In today’s corporate landscape, governance often feels like a checklist. Diversity targets? Ticked. ESG policy? Published. Whistleblower hotline? Installed.

But as Andy points out, “You can have all the policies in place, but if people don’t truly feel responsible for their actions — if accountability isn’t part of the culture — those mechanisms collapse under pressure.”

It’s not about removing structures, but understanding their limits. Real change starts earlier, deeper.

 

🛠 Building a Culture of Pre-Boardroom Accountability

So how do organisations embed this ethos? Andy suggests three starting points:

Values before policies: Hire for integrity, not just technical skills.
Reward the uncomfortable: Celebrate those who raise concerns, even when it’s awkward.
Model it at every level: Leaders set the tone — not with slogans, but with actions.

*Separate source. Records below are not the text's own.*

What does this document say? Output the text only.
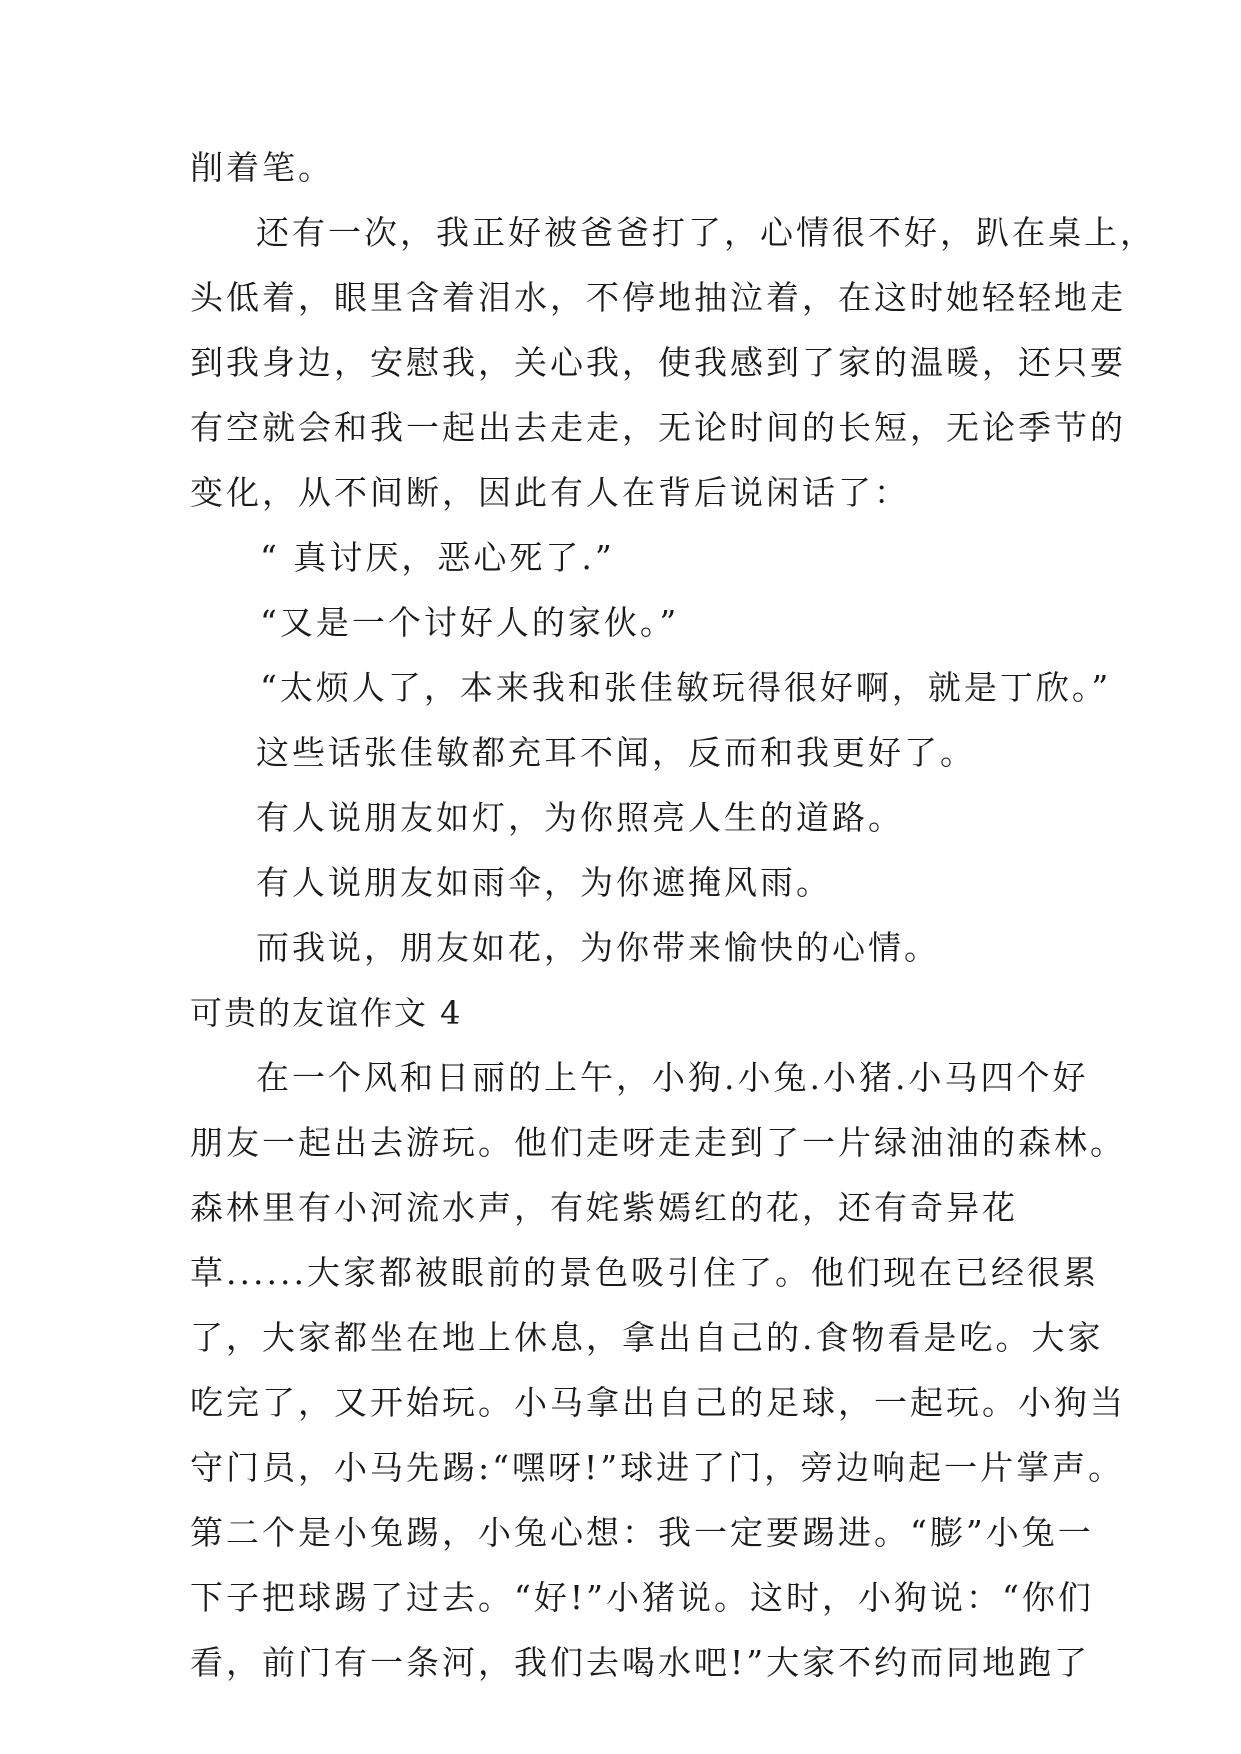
削着笔。
还有一次，我正好被爸爸打了，心情很不好，趴在桌上，
头低着，眼里含着泪水，不停地抽泣着，在这时她轻轻地走
到我身边，安慰我，关心我，使我感到了家的温暖，还只要
有空就会和我一起出去走走，无论时间的长短，无论季节的
变化，从不间断，因此有人在背后说闲话了：
“ 真讨厌，恶心死了.”
“又是一个讨好人的家伙。”
“太烦人了，本来我和张佳敏玩得很好啊，就是丁欣。”
这些话张佳敏都充耳不闻，反而和我更好了。
有人说朋友如灯，为你照亮人生的道路。
有人说朋友如雨伞，为你遮掩风雨。
而我说，朋友如花，为你带来愉快的心情。
可贵的友谊作文 4
在一个风和日丽的上午，小狗.小兔.小猪.小马四个好
朋友一起出去游玩。他们走呀走走到了一片绿油油的森林。
森林里有小河流水声，有姹紫嫣红的花，还有奇异花
草......大家都被眼前的景色吸引住了。他们现在已经很累
了，大家都坐在地上休息，拿出自己的.食物看是吃。大家
吃完了，又开始玩。小马拿出自己的足球，一起玩。小狗当
守门员，小马先踢:“嘿呀!”球进了门，旁边响起一片掌声。
第二个是小兔踢，小兔心想：我一定要踢进。“膨”小兔一
下子把球踢了过去。“好!”小猪说。这时，小狗说：“你们
看，前门有一条河，我们去喝水吧!”大家不约而同地跑了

It sounds simple. It isn’t. It requires what Andy calls “the courage to care,” a willingness to have the difficult conversations long before crisis hits.

 

⚡ The Business Case for Ethical Foundations

Beyond the moral imperative, Andy is clear: ethical leadership isn’t just about ‘doing the right thing’ — it’s commercial common sense. Organisations built on genuine accountability attract better talent, weather reputational storms, and create long-term value.

“The companies that succeed,” Andy explains, “are the ones where responsibility isn’t an add-on — it’s part of the DNA.”

 

FINAL THOUGHT

In a world obsessed with quick fixes and external validation, Andy Norris offers a refreshing — and necessary — reminder. Responsibility doesn’t start in the boardroom. It starts long before.

The real challenge? Having the humility, at every level, to accept that.